Problème : le site exploitait une version d'OpenSSL touchée par Heartbleed et permettait donc de récupérer n'importe laquelle de ces données si elle venait à transiter par le serveur au moment où l'attaquant siphonnait sa mémoire.
Dans un premier temps, nous avons interrogé le compte Twitter de la banque pour savoir pourquoi il n'évoquait pas plus précisément les services touchés. En privé, après une vérification auprès des services techniques, il nous a confirmé le problème et sa correction, en précisant : « nous effectuons les vérifications pour savoir s'il a été réellement touché ». Et concernant l'information des clients ? Notre contact a tenu à nous rassurer en ajoutant : « en cas d'incident, les clients seront contactés par nos services. »
En cas de problème, le client sera protégé... est-ce une raison ?
Mais l'incident est-il la fuite des données ou leur éventuelle exploitation ? Les clients seront néanmoins rassurés par deux points : ce service de stockage est justement associé à une assurance contre les utilisations frauduleuses et la loi oblige dans tous les cas les services bancaires à couvrir l'utilisateur en cas de problème, que ce dernier soit issu d'une fuite ou non.
L'article L133-18 du Code monétaire et financier précise en effet qu'« en cas d'opération de paiement non autorisée signalée par l'utilisateur dans les conditions prévues à l'article L. 133 - 24, le prestataire de services de paiement du payeur rembourse immédiatement au payeur le montant de l'opération non autorisée et, le cas échéant, rétablit le compte débité dans l'état où il se serait trouvé si l'opération de paiement non autorisée n'avait pas eu lieu. Le payeur et son prestataire de services de paiement peuvent décider contractuellement d'une indemnité complémentaire. » L'article L133-24 précise effectivement les conditions dans lesquelles cela doit être effectué :
« L'utilisateur de services de paiement signale, sans tarder, à son prestataire de services de paiement une opération de paiement non autorisée ou mal exécutée et au plus tard dans les treize mois suivant la date de débit sous peine de forclusion à moins que le prestataire de services de paiement ne lui ait pas fourni ou n'ait pas mis à sa disposition les informations relatives à cette opération de paiement conformément au chapitre IV du titre 1er du livre III. Sauf dans les cas où l'utilisateur est une personne physique agissant pour des besoins non professionnels, les parties peuvent convenir d'un délai distinct de celui prévu au présent article. »

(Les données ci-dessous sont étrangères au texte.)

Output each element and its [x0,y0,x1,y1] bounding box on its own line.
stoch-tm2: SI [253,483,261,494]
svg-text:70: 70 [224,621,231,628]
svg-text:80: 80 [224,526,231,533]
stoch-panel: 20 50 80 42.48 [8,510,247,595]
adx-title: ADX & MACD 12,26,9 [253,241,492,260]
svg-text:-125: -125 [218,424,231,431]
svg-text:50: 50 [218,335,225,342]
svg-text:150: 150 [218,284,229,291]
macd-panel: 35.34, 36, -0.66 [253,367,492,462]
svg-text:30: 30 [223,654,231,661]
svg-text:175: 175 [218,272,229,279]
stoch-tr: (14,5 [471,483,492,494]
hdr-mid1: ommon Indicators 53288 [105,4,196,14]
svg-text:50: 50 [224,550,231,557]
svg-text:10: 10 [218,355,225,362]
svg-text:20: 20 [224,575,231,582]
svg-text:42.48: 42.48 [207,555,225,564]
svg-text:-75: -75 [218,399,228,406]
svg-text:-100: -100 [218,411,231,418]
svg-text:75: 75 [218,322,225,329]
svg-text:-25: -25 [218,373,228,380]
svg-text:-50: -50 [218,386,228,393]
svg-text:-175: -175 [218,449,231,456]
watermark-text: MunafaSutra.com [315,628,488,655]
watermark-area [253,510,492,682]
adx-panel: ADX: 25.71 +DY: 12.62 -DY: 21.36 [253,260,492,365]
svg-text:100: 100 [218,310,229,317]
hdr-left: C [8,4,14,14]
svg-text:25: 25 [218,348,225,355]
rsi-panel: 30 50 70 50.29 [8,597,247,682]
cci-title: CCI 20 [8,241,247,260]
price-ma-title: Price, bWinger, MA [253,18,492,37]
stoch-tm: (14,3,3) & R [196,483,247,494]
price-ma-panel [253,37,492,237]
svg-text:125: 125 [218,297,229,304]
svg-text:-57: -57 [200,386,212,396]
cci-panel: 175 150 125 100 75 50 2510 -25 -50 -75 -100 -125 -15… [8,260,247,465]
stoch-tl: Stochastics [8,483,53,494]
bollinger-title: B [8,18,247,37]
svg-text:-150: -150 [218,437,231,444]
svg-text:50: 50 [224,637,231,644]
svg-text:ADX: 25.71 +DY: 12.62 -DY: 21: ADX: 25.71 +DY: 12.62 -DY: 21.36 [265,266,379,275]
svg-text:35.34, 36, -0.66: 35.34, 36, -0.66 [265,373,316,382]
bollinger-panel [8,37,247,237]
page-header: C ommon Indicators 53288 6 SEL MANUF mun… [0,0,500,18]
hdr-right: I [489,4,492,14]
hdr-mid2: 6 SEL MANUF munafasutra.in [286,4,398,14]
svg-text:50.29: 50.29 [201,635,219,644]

Nous avons bien entendu demandé des détails complémentaires au service presse de la BNP, afin d'en savoir plus sur la façon dont les utilisateurs de ce service allaient être contactés et ce qui serait mis en place pour les protéger, la faille n'ayant été corrigée qu'au bout de quelques jours. Nous n'avons pour le moment pas pu en savoir plus, le service ayant simplement précisé : « Nous avons pris en compte cette alerte et toutes les mesures de protection nécessaires ont été prises. »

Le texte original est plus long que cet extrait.